With a fan army of 3.7 million Twitter followers and the third-most-subscribed YouTube channel in Australia — besting countrymen 5 Seconds of Summer and Iggy Azalea — it’s clear young fans both gay and straight “identify with Troye’s coming-of-age process and his fearless vulnerability and idealism,” says Arjun Pulijal, senior director of marketing at Capitol Music Group.
His YouTube channel showcases a variety of videos, from a charmingly educational “How to Have Sex. Safely!” segment to Sivan candidly answering fan questions.
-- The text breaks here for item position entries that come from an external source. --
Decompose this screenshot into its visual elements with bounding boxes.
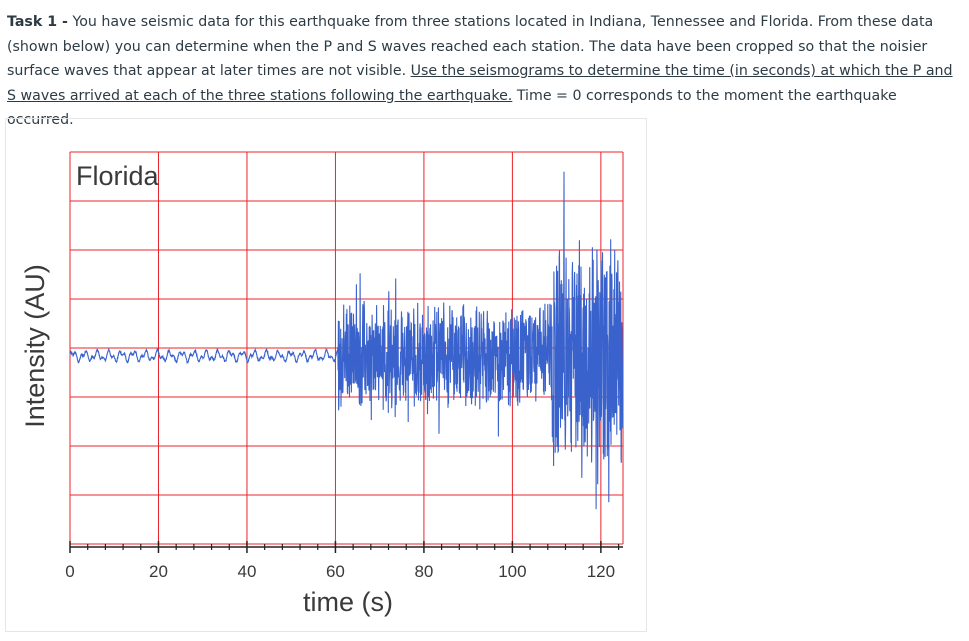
- x-tick-label: 100: [498, 562, 526, 581]
- x-axis: 0 20 40 60 80 100 120: [65, 541, 623, 581]
- x-tick-label: 20: [149, 562, 168, 581]
- task-instructions: Task 1 - You have seismic data for this …: [7, 10, 962, 133]
- task-lead: Task 1 -: [7, 14, 68, 30]
- x-tick-label: 80: [414, 562, 433, 581]
- task-text: You have seismic data for this earthquak…: [7, 14, 934, 79]
- x-axis-label: time (s): [303, 587, 393, 617]
- chart-title: Florida: [76, 161, 160, 191]
- task-underlined-text: Use the seismograms to determine the tim…: [7, 63, 953, 104]
- seismogram-chart: 0 20 40 60 80 100 120 time (s) Intensity (AU) Flo…: [20, 151, 624, 617]
- x-tick-label: 0: [65, 562, 74, 581]
- task-tail-text: Time = 0 corresponds to the moment the e…: [7, 87, 897, 129]
- x-tick-label: 60: [326, 562, 345, 581]
- seismogram-figure: 0 20 40 60 80 100 120 time (s) Intensity (AU) Flo…: [5, 118, 647, 632]
- x-tick-label: 120: [587, 562, 615, 581]
- x-tick-label: 40: [237, 562, 256, 581]
- y-axis-label: Intensity (AU): [20, 264, 50, 428]
- seismogram-trace: [69, 171, 624, 510]
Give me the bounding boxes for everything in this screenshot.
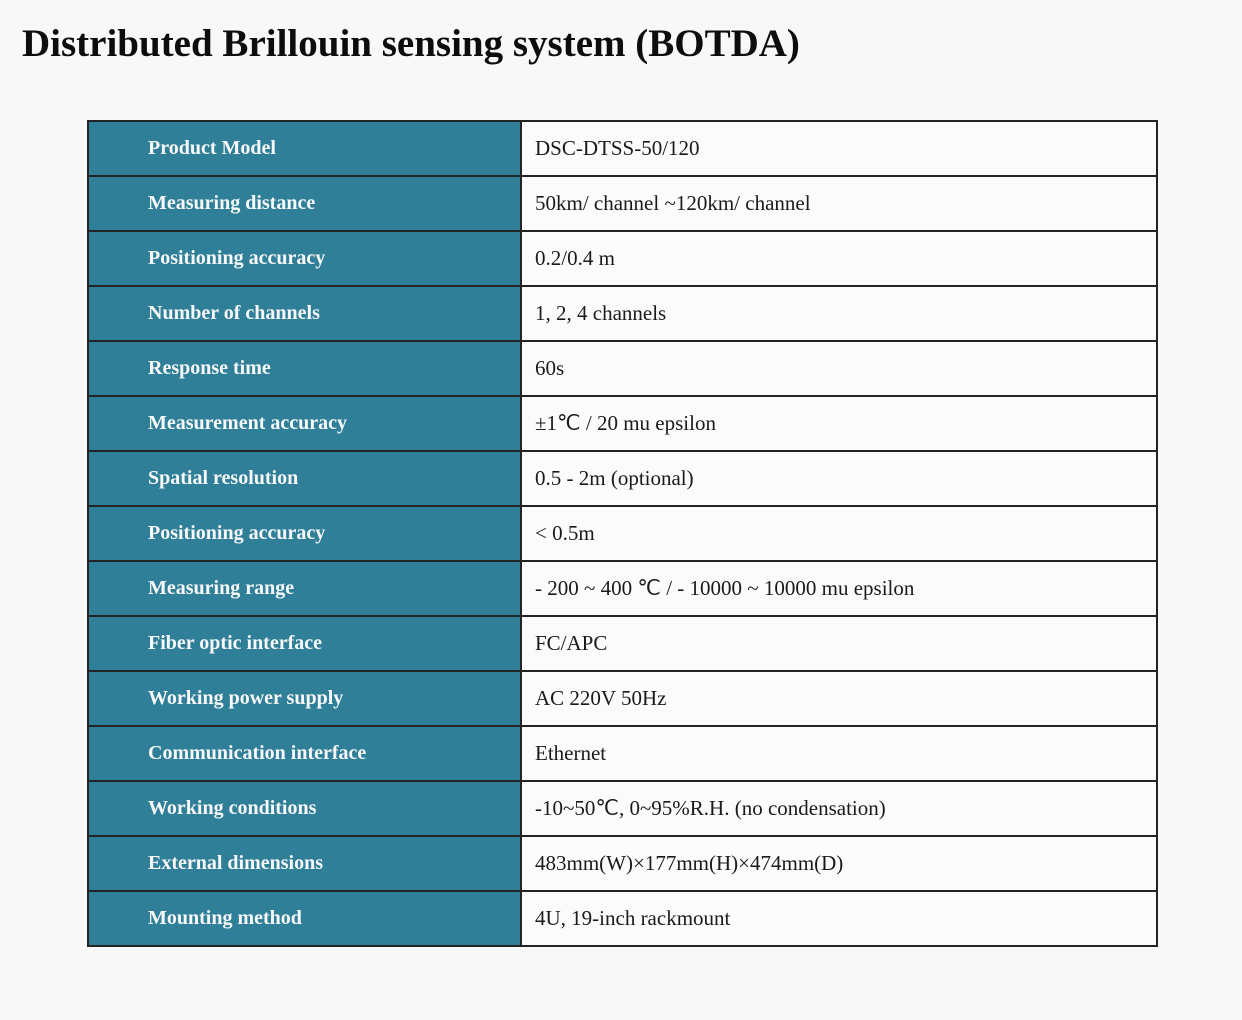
spec-label: Measuring distance — [87, 175, 522, 232]
table-row: Working conditions -10~50℃, 0~95%R.H. (n… — [87, 780, 1158, 837]
spec-value: DSC-DTSS-50/120 — [520, 120, 1158, 177]
table-row: Positioning accuracy < 0.5m — [87, 505, 1158, 562]
spec-value: < 0.5m — [520, 505, 1158, 562]
spec-label: Measurement accuracy — [87, 395, 522, 452]
table-row: Measuring range - 200 ~ 400 ℃ / - 10000 … — [87, 560, 1158, 617]
spec-value: -10~50℃, 0~95%R.H. (no condensation) — [520, 780, 1158, 837]
table-row: External dimensions 483mm(W)×177mm(H)×47… — [87, 835, 1158, 892]
table-row: Product Model DSC-DTSS-50/120 — [87, 120, 1158, 177]
spec-value: FC/APC — [520, 615, 1158, 672]
spec-label: Working power supply — [87, 670, 522, 727]
table-row: Communication interface Ethernet — [87, 725, 1158, 782]
spec-label: Number of channels — [87, 285, 522, 342]
spec-value: Ethernet — [520, 725, 1158, 782]
spec-label: Positioning accuracy — [87, 230, 522, 287]
spec-value: 50km/ channel ~120km/ channel — [520, 175, 1158, 232]
spec-value: 1, 2, 4 channels — [520, 285, 1158, 342]
table-row: Positioning accuracy 0.2/0.4 m — [87, 230, 1158, 287]
spec-label: Mounting method — [87, 890, 522, 947]
spec-table-body: Product Model DSC-DTSS-50/120 Measuring … — [87, 120, 1158, 947]
spec-value: 60s — [520, 340, 1158, 397]
spec-label: Fiber optic interface — [87, 615, 522, 672]
spec-label: Communication interface — [87, 725, 522, 782]
spec-value: - 200 ~ 400 ℃ / - 10000 ~ 10000 mu epsil… — [520, 560, 1158, 617]
spec-label: Measuring range — [87, 560, 522, 617]
spec-value: 4U, 19-inch rackmount — [520, 890, 1158, 947]
spec-label: Spatial resolution — [87, 450, 522, 507]
table-row: Fiber optic interface FC/APC — [87, 615, 1158, 672]
spec-value: 0.5 - 2m (optional) — [520, 450, 1158, 507]
spec-label: Response time — [87, 340, 522, 397]
spec-value: 483mm(W)×177mm(H)×474mm(D) — [520, 835, 1158, 892]
table-row: Working power supply AC 220V 50Hz — [87, 670, 1158, 727]
spec-value: 0.2/0.4 m — [520, 230, 1158, 287]
table-row: Response time 60s — [87, 340, 1158, 397]
spec-label: Working conditions — [87, 780, 522, 837]
spec-label: Product Model — [87, 120, 522, 177]
spec-value: AC 220V 50Hz — [520, 670, 1158, 727]
spec-value: ±1℃ / 20 mu epsilon — [520, 395, 1158, 452]
spec-label: External dimensions — [87, 835, 522, 892]
spec-table: Product Model DSC-DTSS-50/120 Measuring … — [87, 120, 1158, 947]
table-row: Spatial resolution 0.5 - 2m (optional) — [87, 450, 1158, 507]
table-row: Number of channels 1, 2, 4 channels — [87, 285, 1158, 342]
table-row: Mounting method 4U, 19-inch rackmount — [87, 890, 1158, 947]
table-row: Measurement accuracy ±1℃ / 20 mu epsilon — [87, 395, 1158, 452]
spec-label: Positioning accuracy — [87, 505, 522, 562]
page-title: Distributed Brillouin sensing system (BO… — [22, 22, 800, 65]
table-row: Measuring distance 50km/ channel ~120km/… — [87, 175, 1158, 232]
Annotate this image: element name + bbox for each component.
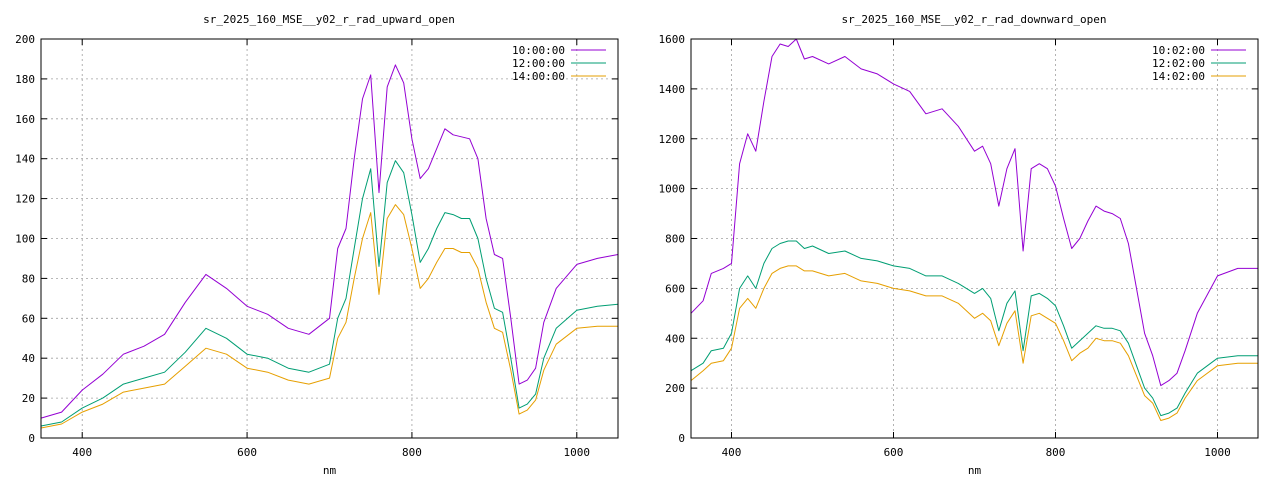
- y-tick-label: 0: [28, 432, 35, 445]
- x-tick-label: 1000: [1204, 446, 1231, 459]
- series-line-2: [690, 265, 1258, 421]
- x-tick-label: 600: [237, 446, 257, 459]
- x-tick-label: 400: [722, 446, 742, 459]
- legend-label-0: 10:02:00: [1152, 44, 1205, 57]
- y-tick-label: 1000: [659, 183, 686, 196]
- chart-panel-1: sr_2025_160_MSE__y02_r_rad_downward_open…: [659, 13, 1259, 477]
- legend-label-1: 12:00:00: [512, 57, 565, 70]
- y-tick-label: 400: [665, 332, 685, 345]
- y-tick-label: 800: [665, 233, 685, 246]
- series-line-2: [40, 204, 618, 429]
- legend-label-2: 14:00:00: [512, 70, 565, 83]
- x-tick-label: 600: [884, 446, 904, 459]
- y-tick-label: 80: [22, 272, 35, 285]
- plot-frame: [690, 38, 1259, 439]
- y-tick-label: 160: [15, 113, 35, 126]
- series-line-0: [40, 64, 619, 419]
- x-tick-label: 1000: [564, 446, 591, 459]
- x-axis-label: nm: [968, 464, 982, 477]
- x-tick-label: 800: [1046, 446, 1066, 459]
- chart-title: sr_2025_160_MSE__y02_r_rad_downward_open: [842, 13, 1107, 26]
- y-tick-label: 1200: [659, 133, 686, 146]
- y-tick-label: 1600: [659, 33, 686, 46]
- series-line-0: [690, 38, 1258, 387]
- y-tick-label: 40: [22, 352, 35, 365]
- y-tick-label: 0: [678, 432, 685, 445]
- legend-label-2: 14:02:00: [1152, 70, 1205, 83]
- series-line-1: [40, 160, 619, 427]
- x-axis-label: nm: [323, 464, 337, 477]
- legend-label-0: 10:00:00: [512, 44, 565, 57]
- y-tick-label: 200: [15, 33, 35, 46]
- y-tick-label: 20: [22, 392, 35, 405]
- plot-frame: [40, 38, 619, 439]
- chart-panel-0: sr_2025_160_MSE__y02_r_rad_upward_open 0 2…: [15, 13, 619, 477]
- y-tick-label: 60: [22, 312, 35, 325]
- series-line-1: [690, 240, 1258, 417]
- x-tick-label: 400: [72, 446, 92, 459]
- x-tick-label: 800: [402, 446, 422, 459]
- y-tick-label: 120: [15, 193, 35, 206]
- y-tick-label: 1400: [659, 83, 686, 96]
- legend-label-1: 12:02:00: [1152, 57, 1205, 70]
- chart-title: sr_2025_160_MSE__y02_r_rad_upward_open: [203, 13, 455, 26]
- y-tick-label: 200: [665, 382, 685, 395]
- y-tick-label: 140: [15, 153, 35, 166]
- y-tick-label: 600: [665, 282, 685, 295]
- y-tick-label: 100: [15, 233, 35, 246]
- y-tick-label: 180: [15, 73, 35, 86]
Collaborator Jack Antonoff (Fun, Bleachers) is quick to note, however, that “with or without his presence online, Troye is a one-in-a-million artist” — a sentiment echoed through glowing Instagram and Twitter shout-outs from stars like Sam Smith, Adele and Taylor Swift.
Sivan’s first major-label EP, TRXYE, released in 2014, and this September’s Wild, both debuted at No. 5 on the Billboard 200. Their songs plant Sivan firmly in the moody, yet melodic dark-pop genre alongside contemporaries like Lorde, Frank Ocean, Broods and musician Alex Hope, who co-wrote and produced several tracks on Blue Neighbourhood.
Among his many admirers is Saint Laurent creative director Hedi Slimane, who photographed Sivan — a fan of oversize sweaters, denim shirts, rolled jeans and colored socks — and put the 5-foot-8-inch whippet-thin singer in his Paris runway show. “I used to watch Australia’s Next Top Model in secret,” says Sivan, glancing down at the stark white polish he painted onto his fingernails. “I was scared that fashion was a gay thing. But once you come out, every day you have to push the boundaries a little bit. You have to live unapologetically.”